The agency also authorized a third shot for children aged 5 through 11 years who are immunocompromised.
The regulatory decisions come as schools reopen in much of the country, and as COVID-19 cases surge due to the Omicron variant of the virus, with health authorities warning that its high transmissibility could overwhelm many health systems.
The US Centres for Disease Control and Prevention is expected to weigh in on the changes this week, according to the New York Times. The CDC was not immediately available for comment.
"Based on the FDA's assessment of currently available data, a booster dose of the currently authorized vaccines may help provide better protection against both the Delta and omicron variants," said Peter Marks, director of the FDA's Centre for Biologics Evaluation and Research.
The US government has been urging vaccinated Americans to get boosters and for the unvaccinated, who are at much higher risk of severe COVID-19 and death, to be inoculated.

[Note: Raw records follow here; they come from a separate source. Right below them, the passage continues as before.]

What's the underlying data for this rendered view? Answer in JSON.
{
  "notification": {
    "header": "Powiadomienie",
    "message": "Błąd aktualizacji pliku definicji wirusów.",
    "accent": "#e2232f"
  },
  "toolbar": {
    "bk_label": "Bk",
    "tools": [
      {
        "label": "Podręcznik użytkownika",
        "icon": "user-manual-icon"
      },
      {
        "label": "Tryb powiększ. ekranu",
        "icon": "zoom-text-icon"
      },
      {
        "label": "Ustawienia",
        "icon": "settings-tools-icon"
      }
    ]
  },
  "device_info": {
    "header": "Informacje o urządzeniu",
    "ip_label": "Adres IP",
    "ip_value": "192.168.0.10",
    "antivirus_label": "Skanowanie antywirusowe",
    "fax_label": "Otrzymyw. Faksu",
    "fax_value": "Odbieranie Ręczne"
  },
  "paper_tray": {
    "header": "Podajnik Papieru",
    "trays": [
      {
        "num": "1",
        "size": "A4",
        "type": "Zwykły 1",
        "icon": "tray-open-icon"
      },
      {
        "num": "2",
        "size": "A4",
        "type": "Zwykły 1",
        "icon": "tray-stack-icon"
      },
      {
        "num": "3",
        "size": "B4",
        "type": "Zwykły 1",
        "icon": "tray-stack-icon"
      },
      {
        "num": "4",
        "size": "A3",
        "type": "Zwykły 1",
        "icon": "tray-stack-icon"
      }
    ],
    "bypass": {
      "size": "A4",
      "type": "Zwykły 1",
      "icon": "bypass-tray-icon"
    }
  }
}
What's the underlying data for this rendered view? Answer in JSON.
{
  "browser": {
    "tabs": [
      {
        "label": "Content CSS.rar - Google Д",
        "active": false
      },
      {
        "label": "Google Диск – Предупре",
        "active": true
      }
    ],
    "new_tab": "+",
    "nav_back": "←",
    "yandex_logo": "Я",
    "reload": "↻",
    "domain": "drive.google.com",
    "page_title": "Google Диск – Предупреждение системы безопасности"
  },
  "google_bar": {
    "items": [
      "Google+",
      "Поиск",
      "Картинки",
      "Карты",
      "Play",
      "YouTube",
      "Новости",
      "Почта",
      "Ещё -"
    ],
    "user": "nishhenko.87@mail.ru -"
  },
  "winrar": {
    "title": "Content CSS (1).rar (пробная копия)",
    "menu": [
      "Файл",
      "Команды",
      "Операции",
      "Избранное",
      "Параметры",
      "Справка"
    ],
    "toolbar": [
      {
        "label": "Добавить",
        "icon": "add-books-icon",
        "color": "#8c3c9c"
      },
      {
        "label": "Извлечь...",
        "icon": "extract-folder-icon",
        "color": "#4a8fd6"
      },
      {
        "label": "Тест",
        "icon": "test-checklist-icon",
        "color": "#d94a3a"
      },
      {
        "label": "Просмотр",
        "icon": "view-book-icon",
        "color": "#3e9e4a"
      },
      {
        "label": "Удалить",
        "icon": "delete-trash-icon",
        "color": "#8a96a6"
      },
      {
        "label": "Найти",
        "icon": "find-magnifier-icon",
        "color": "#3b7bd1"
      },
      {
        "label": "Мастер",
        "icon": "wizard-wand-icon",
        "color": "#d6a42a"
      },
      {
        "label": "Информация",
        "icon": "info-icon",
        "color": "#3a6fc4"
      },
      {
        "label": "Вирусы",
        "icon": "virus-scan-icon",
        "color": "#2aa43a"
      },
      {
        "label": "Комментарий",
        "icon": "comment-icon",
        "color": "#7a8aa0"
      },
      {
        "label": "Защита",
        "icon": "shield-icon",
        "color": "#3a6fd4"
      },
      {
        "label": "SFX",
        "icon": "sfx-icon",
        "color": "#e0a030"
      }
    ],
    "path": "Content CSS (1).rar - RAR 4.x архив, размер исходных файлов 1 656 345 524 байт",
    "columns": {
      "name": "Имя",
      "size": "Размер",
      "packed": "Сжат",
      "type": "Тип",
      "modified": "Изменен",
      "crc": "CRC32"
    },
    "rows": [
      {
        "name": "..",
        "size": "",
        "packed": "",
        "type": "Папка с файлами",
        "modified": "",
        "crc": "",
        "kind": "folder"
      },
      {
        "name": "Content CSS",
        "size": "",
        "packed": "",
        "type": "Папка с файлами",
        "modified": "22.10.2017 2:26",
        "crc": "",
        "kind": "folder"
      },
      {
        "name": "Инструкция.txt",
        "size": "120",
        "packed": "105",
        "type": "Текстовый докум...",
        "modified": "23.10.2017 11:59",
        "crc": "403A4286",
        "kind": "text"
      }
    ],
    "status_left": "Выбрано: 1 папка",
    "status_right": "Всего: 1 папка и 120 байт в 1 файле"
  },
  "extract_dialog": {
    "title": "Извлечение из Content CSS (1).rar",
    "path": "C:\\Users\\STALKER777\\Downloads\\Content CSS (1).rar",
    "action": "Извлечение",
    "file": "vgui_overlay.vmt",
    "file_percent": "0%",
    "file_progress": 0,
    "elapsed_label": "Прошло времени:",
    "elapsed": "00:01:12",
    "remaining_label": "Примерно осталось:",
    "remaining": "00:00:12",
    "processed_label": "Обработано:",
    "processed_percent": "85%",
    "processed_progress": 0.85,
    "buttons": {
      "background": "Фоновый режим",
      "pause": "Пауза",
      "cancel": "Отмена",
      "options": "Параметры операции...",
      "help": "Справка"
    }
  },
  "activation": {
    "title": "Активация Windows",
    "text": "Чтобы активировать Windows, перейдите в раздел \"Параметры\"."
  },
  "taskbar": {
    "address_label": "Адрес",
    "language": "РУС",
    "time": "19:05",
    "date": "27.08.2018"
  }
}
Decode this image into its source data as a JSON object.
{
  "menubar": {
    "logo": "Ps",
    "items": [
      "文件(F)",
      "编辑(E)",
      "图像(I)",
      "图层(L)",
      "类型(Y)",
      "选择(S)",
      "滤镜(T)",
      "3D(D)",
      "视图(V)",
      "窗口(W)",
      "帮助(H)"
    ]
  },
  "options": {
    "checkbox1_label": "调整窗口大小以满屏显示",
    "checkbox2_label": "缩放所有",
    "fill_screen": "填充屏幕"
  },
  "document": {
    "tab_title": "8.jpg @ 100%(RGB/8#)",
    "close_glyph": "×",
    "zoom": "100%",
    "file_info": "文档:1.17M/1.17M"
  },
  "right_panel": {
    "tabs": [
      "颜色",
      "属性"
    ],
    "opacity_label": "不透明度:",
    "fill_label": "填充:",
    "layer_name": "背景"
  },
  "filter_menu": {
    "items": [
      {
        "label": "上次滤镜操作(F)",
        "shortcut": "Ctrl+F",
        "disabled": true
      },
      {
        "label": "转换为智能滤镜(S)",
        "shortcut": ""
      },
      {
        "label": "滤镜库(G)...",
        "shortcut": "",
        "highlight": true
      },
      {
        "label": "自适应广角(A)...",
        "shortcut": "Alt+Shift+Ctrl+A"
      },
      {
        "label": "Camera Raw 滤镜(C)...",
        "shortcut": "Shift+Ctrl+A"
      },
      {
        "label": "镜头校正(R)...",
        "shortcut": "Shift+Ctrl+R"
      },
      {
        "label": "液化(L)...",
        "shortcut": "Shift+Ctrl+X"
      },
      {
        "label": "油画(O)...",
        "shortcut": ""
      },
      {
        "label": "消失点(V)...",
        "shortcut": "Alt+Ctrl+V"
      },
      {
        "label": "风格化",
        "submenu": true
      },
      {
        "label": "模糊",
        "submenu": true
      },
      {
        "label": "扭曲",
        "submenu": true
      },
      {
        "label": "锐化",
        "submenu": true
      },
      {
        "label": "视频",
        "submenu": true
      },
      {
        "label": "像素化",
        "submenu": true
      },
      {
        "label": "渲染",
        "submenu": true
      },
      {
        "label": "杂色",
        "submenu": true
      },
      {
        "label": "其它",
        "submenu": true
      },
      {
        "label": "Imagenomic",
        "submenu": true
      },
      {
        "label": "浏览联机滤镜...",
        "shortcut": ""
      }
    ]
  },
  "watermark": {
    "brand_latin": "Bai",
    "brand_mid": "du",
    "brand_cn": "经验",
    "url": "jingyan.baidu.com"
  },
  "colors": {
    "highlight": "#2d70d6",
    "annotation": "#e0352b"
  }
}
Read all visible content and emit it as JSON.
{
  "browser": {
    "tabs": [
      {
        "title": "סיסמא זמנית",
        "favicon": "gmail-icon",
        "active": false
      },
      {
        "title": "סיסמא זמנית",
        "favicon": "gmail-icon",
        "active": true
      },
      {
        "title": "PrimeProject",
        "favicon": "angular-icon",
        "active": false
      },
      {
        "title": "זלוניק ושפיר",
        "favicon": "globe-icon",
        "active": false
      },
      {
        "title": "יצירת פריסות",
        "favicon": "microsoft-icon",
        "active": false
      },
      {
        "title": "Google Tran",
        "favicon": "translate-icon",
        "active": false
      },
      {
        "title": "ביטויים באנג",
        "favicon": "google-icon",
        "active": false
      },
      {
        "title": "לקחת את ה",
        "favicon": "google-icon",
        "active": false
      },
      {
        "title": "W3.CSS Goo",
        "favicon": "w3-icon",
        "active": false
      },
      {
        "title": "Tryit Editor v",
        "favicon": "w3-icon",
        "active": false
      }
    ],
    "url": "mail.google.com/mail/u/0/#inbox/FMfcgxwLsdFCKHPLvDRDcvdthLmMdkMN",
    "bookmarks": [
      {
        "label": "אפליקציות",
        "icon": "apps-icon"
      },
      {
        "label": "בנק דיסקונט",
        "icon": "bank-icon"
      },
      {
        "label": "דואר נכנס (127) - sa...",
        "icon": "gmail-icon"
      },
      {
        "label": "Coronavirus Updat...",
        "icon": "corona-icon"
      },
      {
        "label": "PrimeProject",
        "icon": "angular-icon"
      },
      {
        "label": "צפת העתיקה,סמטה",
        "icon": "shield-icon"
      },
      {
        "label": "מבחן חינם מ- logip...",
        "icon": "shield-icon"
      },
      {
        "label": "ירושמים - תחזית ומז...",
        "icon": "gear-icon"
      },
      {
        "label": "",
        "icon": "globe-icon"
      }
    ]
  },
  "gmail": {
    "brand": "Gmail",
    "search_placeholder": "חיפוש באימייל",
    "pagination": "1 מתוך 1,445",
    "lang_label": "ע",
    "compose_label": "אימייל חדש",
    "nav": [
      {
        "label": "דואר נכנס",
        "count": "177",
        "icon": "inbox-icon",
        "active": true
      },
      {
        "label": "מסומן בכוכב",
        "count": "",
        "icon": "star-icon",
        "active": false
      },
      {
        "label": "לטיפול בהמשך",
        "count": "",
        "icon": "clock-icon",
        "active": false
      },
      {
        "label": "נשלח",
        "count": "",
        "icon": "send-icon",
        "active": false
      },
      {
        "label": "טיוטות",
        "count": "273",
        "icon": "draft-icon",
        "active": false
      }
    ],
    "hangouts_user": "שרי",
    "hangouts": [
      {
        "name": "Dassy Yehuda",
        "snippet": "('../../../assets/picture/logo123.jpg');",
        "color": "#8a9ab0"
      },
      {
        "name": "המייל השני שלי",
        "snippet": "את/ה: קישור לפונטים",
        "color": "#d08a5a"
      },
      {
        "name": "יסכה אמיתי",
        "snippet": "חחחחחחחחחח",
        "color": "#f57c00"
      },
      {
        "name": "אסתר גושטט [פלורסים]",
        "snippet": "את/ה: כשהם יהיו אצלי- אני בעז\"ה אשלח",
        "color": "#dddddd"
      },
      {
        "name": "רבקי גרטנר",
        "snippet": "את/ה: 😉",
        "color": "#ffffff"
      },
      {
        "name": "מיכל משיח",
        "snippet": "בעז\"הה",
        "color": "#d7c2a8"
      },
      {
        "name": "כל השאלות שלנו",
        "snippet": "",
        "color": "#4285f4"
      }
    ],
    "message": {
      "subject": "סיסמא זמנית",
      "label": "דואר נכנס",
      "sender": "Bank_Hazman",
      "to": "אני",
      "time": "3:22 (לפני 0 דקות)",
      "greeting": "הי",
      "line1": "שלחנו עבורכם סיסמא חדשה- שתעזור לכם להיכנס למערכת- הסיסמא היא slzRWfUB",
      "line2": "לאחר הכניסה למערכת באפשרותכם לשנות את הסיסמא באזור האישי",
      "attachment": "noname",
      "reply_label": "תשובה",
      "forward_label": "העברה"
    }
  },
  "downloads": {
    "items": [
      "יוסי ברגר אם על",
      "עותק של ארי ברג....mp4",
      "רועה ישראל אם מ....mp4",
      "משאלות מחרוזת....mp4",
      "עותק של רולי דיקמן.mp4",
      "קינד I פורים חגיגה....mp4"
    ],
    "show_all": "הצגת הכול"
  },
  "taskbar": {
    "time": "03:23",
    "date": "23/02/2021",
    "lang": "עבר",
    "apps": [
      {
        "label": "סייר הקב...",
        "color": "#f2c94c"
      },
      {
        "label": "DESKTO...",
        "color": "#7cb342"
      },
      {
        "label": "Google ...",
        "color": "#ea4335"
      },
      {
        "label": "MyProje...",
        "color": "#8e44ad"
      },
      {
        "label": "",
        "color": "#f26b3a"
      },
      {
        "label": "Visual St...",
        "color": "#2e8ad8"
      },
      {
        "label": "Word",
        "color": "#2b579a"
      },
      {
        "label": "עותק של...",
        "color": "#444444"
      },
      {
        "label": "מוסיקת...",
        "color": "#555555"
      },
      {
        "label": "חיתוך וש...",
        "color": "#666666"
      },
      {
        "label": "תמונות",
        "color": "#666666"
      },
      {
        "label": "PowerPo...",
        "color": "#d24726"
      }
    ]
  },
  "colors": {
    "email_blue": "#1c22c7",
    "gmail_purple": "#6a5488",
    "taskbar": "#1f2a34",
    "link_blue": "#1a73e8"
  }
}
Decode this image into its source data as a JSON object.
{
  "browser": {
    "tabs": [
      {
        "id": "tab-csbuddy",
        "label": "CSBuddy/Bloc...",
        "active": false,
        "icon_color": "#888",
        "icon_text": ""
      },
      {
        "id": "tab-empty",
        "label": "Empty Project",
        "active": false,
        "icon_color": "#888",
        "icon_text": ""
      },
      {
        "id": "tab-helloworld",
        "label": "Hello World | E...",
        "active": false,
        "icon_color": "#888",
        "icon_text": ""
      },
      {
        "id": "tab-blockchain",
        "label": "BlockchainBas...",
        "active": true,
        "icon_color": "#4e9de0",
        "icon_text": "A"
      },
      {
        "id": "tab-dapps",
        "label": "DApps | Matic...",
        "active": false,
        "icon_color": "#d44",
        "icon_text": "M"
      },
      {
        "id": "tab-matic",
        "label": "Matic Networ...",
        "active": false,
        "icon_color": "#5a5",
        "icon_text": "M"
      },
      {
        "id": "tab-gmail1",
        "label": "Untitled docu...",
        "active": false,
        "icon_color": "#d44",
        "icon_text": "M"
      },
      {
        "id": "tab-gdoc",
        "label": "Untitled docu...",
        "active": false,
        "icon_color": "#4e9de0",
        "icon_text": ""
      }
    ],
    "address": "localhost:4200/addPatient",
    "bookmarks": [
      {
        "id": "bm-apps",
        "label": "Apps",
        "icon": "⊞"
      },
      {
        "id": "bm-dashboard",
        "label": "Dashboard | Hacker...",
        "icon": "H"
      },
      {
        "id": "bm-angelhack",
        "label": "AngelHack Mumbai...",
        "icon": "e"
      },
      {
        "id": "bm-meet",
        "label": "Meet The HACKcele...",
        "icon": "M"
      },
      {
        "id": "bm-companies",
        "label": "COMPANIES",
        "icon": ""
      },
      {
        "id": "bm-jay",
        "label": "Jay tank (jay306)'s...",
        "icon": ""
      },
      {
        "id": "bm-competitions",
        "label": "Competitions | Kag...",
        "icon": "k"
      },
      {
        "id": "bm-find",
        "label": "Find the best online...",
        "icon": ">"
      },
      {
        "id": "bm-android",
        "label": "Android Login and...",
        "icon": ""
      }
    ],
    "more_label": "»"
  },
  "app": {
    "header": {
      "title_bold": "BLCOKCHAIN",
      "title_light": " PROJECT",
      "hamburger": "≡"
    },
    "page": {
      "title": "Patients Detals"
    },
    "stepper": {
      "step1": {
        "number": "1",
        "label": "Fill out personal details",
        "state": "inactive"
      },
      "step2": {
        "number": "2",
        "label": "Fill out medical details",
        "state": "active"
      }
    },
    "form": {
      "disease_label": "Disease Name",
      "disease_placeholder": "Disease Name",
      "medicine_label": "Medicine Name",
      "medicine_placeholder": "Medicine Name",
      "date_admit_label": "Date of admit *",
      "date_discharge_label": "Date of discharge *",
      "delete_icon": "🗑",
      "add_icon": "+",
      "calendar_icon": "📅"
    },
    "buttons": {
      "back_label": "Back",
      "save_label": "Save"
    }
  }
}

So far, 62% percent of the eligible US population is considered fully vaccinated with a third of them also having received a booster dose.
In making its decision, the FDA said it reviewed real-world data from Israel, including safety data from more than 6,300 individuals aged 12 through 15 years who received a booster dose of the Pfizer-BioNTech vaccine at least 5 months following completion of the primary two-dose vaccination series.
There were no new cases of a rare type of heart inflammation reported to-date in these individuals, the FDA said.
Laboratory tests have shown that two doses of the Pfizer-BioNTech and Moderna vaccines generate low immune responses against omicron, while the addition of a booster appears to restore protection against the highly-mutated variant.
Two shots of the mRNA vaccine are about 35% effective against infection from the omicron variant, but a booster dose restores effectiveness to 75 percent, according to the CDC, based on data from South Africa and the United Kingdom.
The FDA said authorizing the shot at 5 months instead of 6 may provide better protection sooner against Omicron.
Dr Eric Topol, director of the Scripps Research Translational Institute in La Jolla, California, said a third shot is essential to protect against omicron for severe disease.
"A good thing here is also the change on the timing of the booster to five months instead of six. That's a big step for this country, which has been resistant to the data," he added.
Countries including the United Kingdom and Israel have narrowed their window for boosters from six months to three or four following the second shot to try to fight the spread of the easily transmitted Omicron variant.
Amesh Adalja, a senior scholar at the Johns Hopkins Institute for Health Security, said he does not believe a boosters is necessary for most people since two doses of the vaccine have been effective at preventing hospitalizations and severe disease in all but older people.
"When I work at the hospital, I don't see patients there because they lack a booster, I see patients because they lack first and second doses," Adalja said.